Haw. Yu’re a card, sheriff, says his deputy, spitting voluminously on the floor and stomping it with his pegleg as though it were something alive. I think yu musta overdid it at yer stag party.
Whut stag party?
Yer stag party. Y’know, on accounta gittin spliced.
But I aint had no stag party.
Wait a minnit, says the other fellow. Yu aint had no stag party?
Whut’s this? asks the parson, adjusting the monocle in his eye.
The sheriff, says the deputy. He aint had no stag party!
This causes a general consternation and the chanteuse, looking a bit desperate, says: It dont matter! He kin have one tomorra! He kin have a whole dang slew of em!
Now Belle, he caint git married without a stag party, says his deputy. Them’s the rules.
Aw shit, says Belle glumly, and she kicks over a white spittoon with such vehemence she sets all the little bones in the place to rattling.

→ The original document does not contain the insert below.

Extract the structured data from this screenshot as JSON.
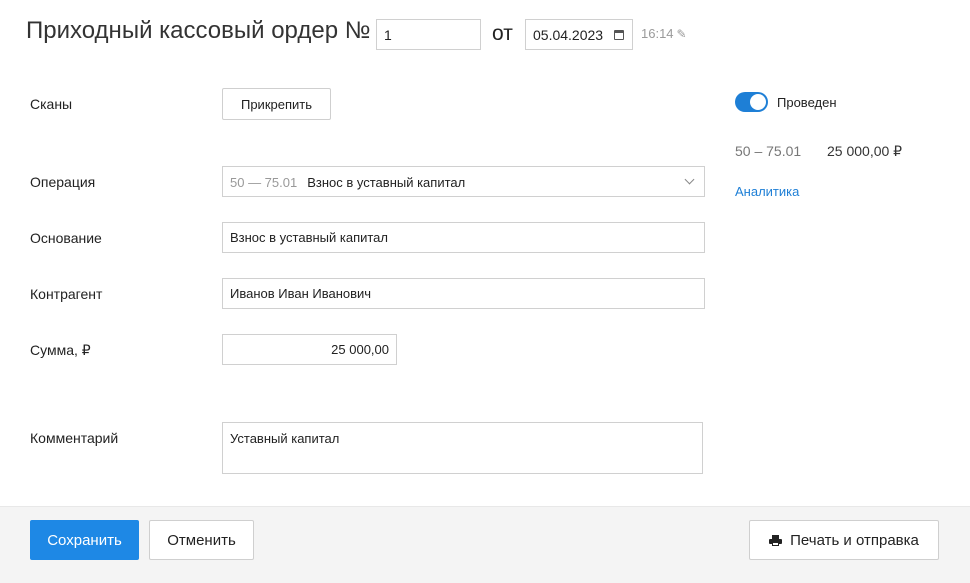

Whuddayu figger, revrend? asks the oldtimer.
I figger we aint got no choice, we gotta stick to the book. But we caint conduct it here, it’s too gaudied up fer sech ornery and ribald carryins on. I reckon we’d best appropriate some potables and hike him over t’the stables. Caint hurt nuthin thar and thet ole sow might still be rootin around sumwhars, firsts ifn we find her.

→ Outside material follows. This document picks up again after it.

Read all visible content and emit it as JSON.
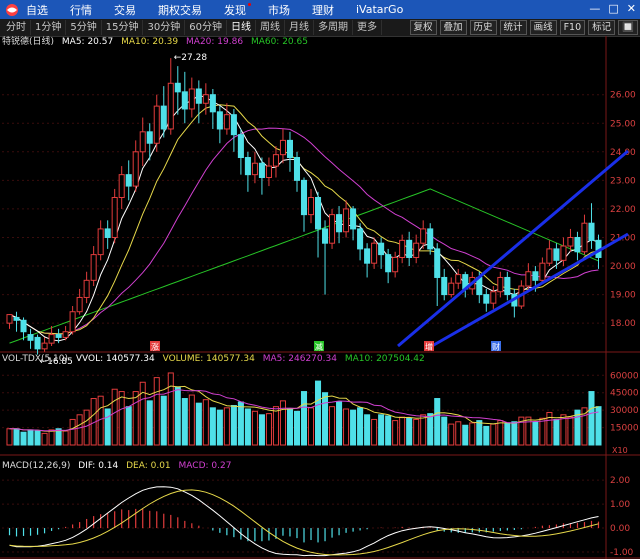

The men gather up armloads of bottles from the bar and what’s left of the wedding banquet and, lifting him up on their shoulders, they carry him through the clinking bones toward the swinging doors, while the chanteuse hitches up her wedding gown and stamps furiously back up the stairs toward her room, unleashing a stream of violent imprecations down upon them all.
Hey wait up, Belle! Whut about our gold dust?

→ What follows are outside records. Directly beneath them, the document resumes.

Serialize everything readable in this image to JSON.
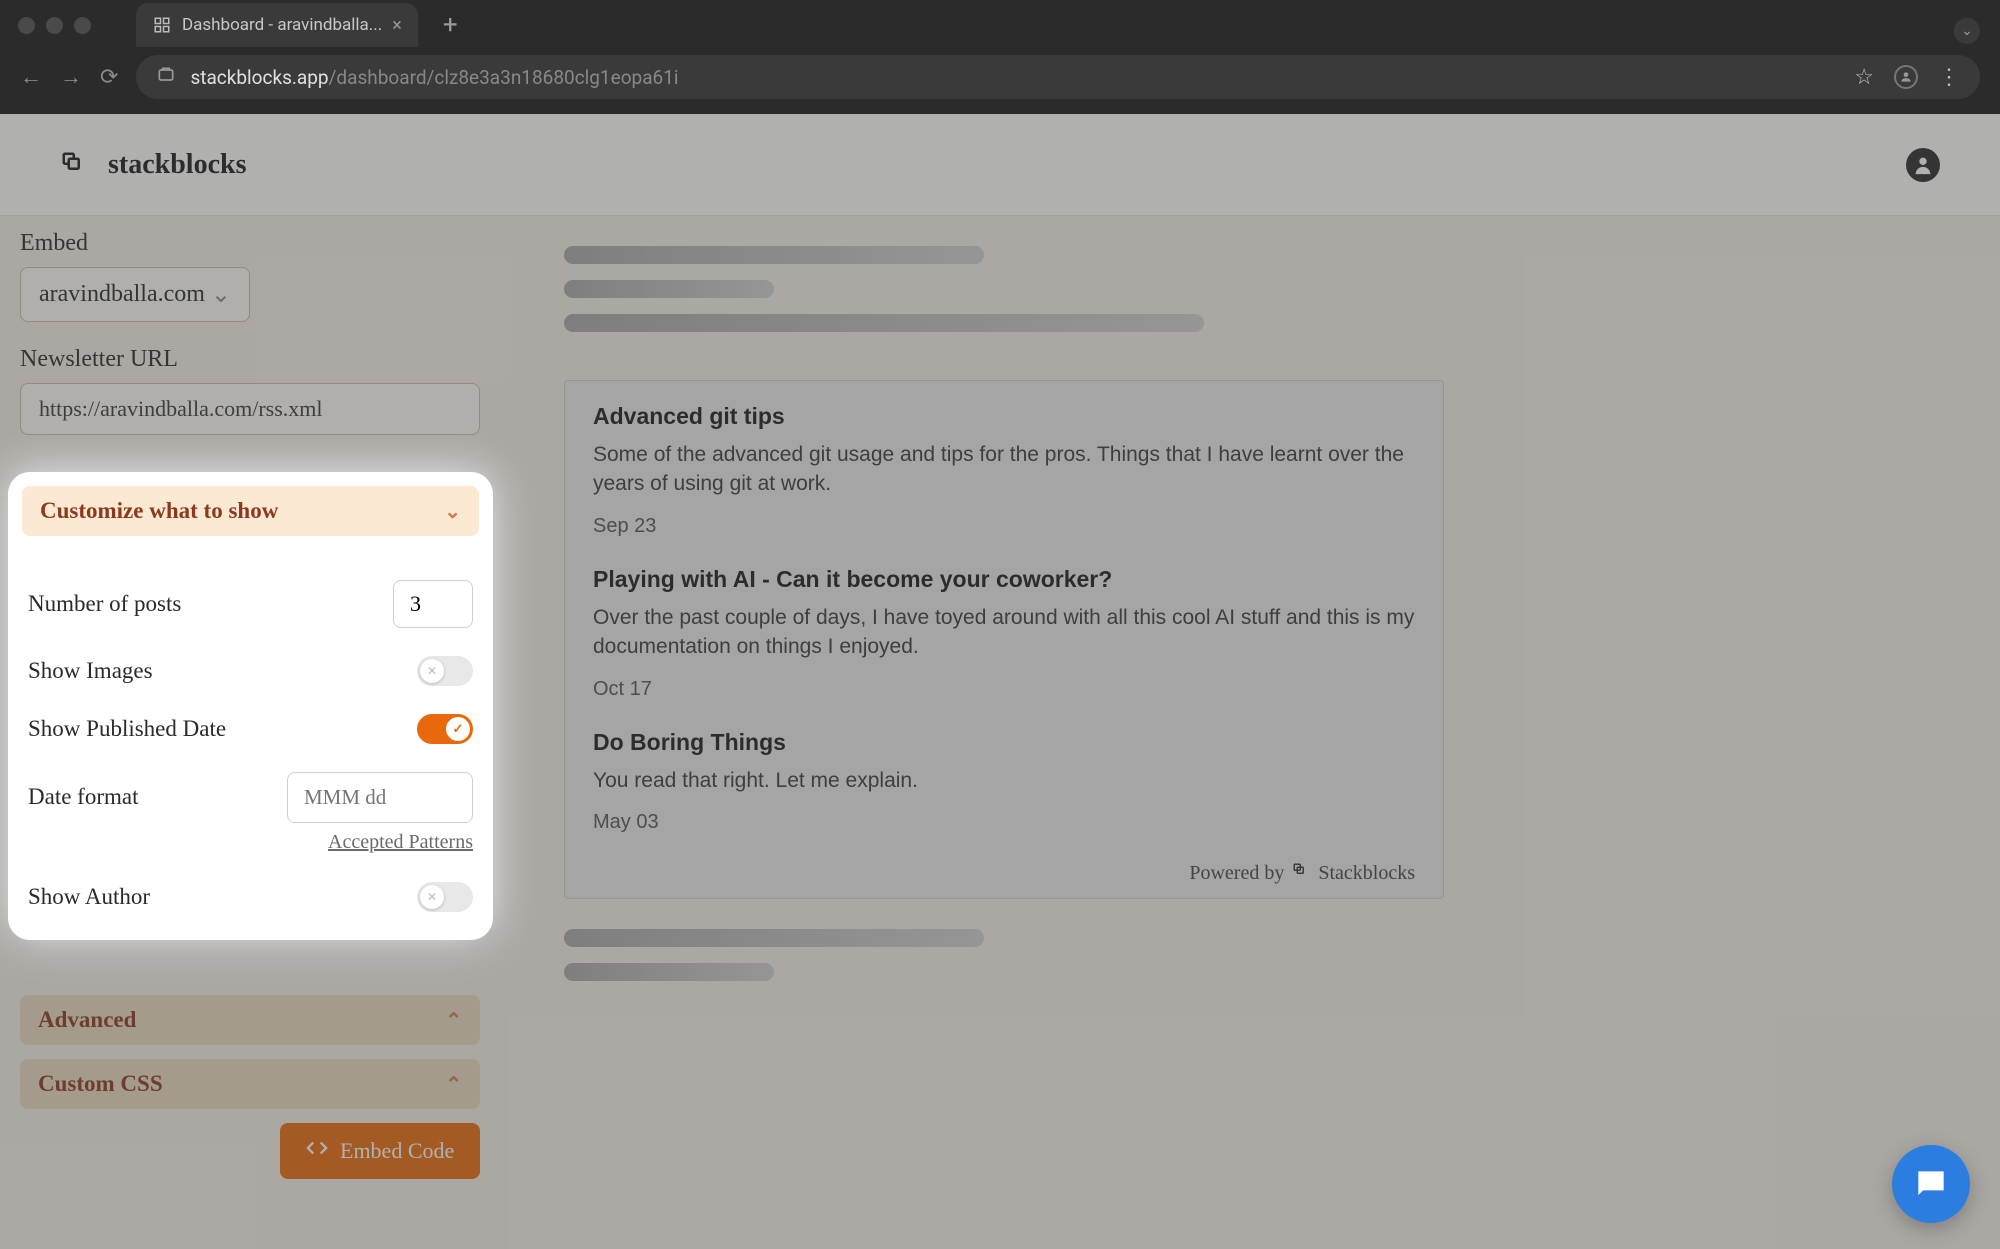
{
  "browser": {
    "tab_title": "Dashboard - aravindballa...",
    "url_domain": "stackblocks.app",
    "url_path": "/dashboard/clz8e3a3n18680clg1eopa61i"
  },
  "header": {
    "brand": "stackblocks"
  },
  "sidebar": {
    "embed_label": "Embed",
    "embed_select_value": "aravindballa.com",
    "newsletter_label": "Newsletter URL",
    "newsletter_value": "https://aravindballa.com/rss.xml",
    "customize": {
      "title": "Customize what to show",
      "num_posts_label": "Number of posts",
      "num_posts_value": "3",
      "show_images_label": "Show Images",
      "show_published_label": "Show Published Date",
      "date_format_label": "Date format",
      "date_format_placeholder": "MMM dd",
      "accepted_patterns": "Accepted Patterns",
      "show_author_label": "Show Author"
    },
    "advanced_label": "Advanced",
    "custom_css_label": "Custom CSS",
    "embed_button": "Embed Code"
  },
  "preview": {
    "posts": [
      {
        "title": "Advanced git tips",
        "desc": "Some of the advanced git usage and tips for the pros. Things that I have learnt over the years of using git at work.",
        "date": "Sep 23"
      },
      {
        "title": "Playing with AI - Can it become your coworker?",
        "desc": "Over the past couple of days, I have toyed around with all this cool AI stuff and this is my documentation on things I enjoyed.",
        "date": "Oct 17"
      },
      {
        "title": "Do Boring Things",
        "desc": "You read that right. Let me explain.",
        "date": "May 03"
      }
    ],
    "powered_by_prefix": "Powered by",
    "powered_by_brand": "Stackblocks"
  }
}
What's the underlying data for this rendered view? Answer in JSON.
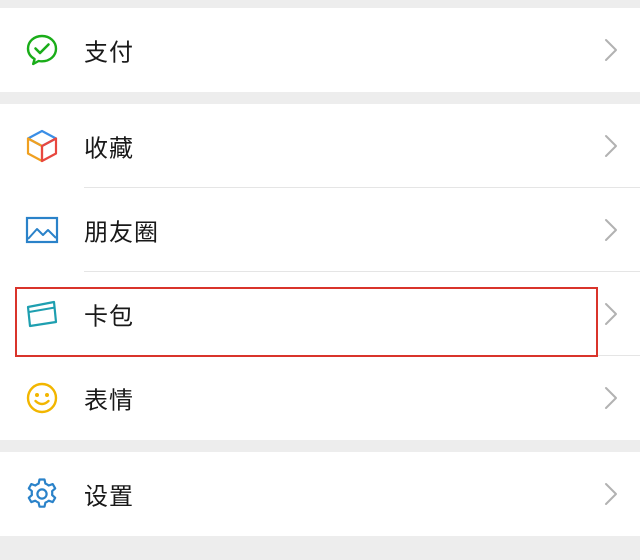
{
  "colors": {
    "background": "#ededed",
    "cell": "#ffffff",
    "text": "#191919",
    "divider": "#e5e5e5",
    "chevron": "#b2b2b2",
    "highlight": "#d9342b"
  },
  "menu": {
    "pay": {
      "label": "支付",
      "icon": "pay-icon"
    },
    "favorites": {
      "label": "收藏",
      "icon": "favorites-cube-icon"
    },
    "moments": {
      "label": "朋友圈",
      "icon": "moments-picture-icon"
    },
    "card_package": {
      "label": "卡包",
      "icon": "card-package-icon",
      "highlighted": true
    },
    "stickers": {
      "label": "表情",
      "icon": "smiley-icon"
    },
    "settings": {
      "label": "设置",
      "icon": "gear-icon"
    }
  }
}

I’m givin yu sumbitches a rain check, she snaps back.
But it aint rainin.
Hell it aint.
Shit, says one of the men, I wisht sumbody’da tole me thet ole sow wuz dead fore I poked her.
Whut differnce would it a made?
Well fer one thing I wouldna tried t’kiss her.
The men whoof and grunt sourly at that. Reckon I’m gonna hafta have a go at them bloomers, one of them says ominously. Not for the first time. He knows he has to think fast. Hard to think at all, though, nearly knocked his head off coming in here. It was pitch dark and he was mounted on their shoulders and he didn’t see the top of the stable doors coming. Laid him out for a time. Now, his wrists still roped behind him, he’s been sat in a feeding trough and buckled to the upright with his own hand-tooled gunbelt. They’ve been by from time to time to pour cheap whiskey in him and on him and smear him with horseshit and make wedding-night wisecracks, he being the particular guest of honor at this function, but mostly the men of the stag party have been downing the food and liquor themselves, sitting slumped around a kerosene lamp in an empty stall, ragging and joking and talking dirty and swatting at the horseflies and dreaming up grim escapades, often as not involving the bridegroom’s physical person. Which is not in prime condition. His head is pounding, his leg still hurts from his shoulder down from whatever it was happened to him before he ended up in the chanteuse’s wedding drama, and most of the rest of him has been seriously maltreated as well.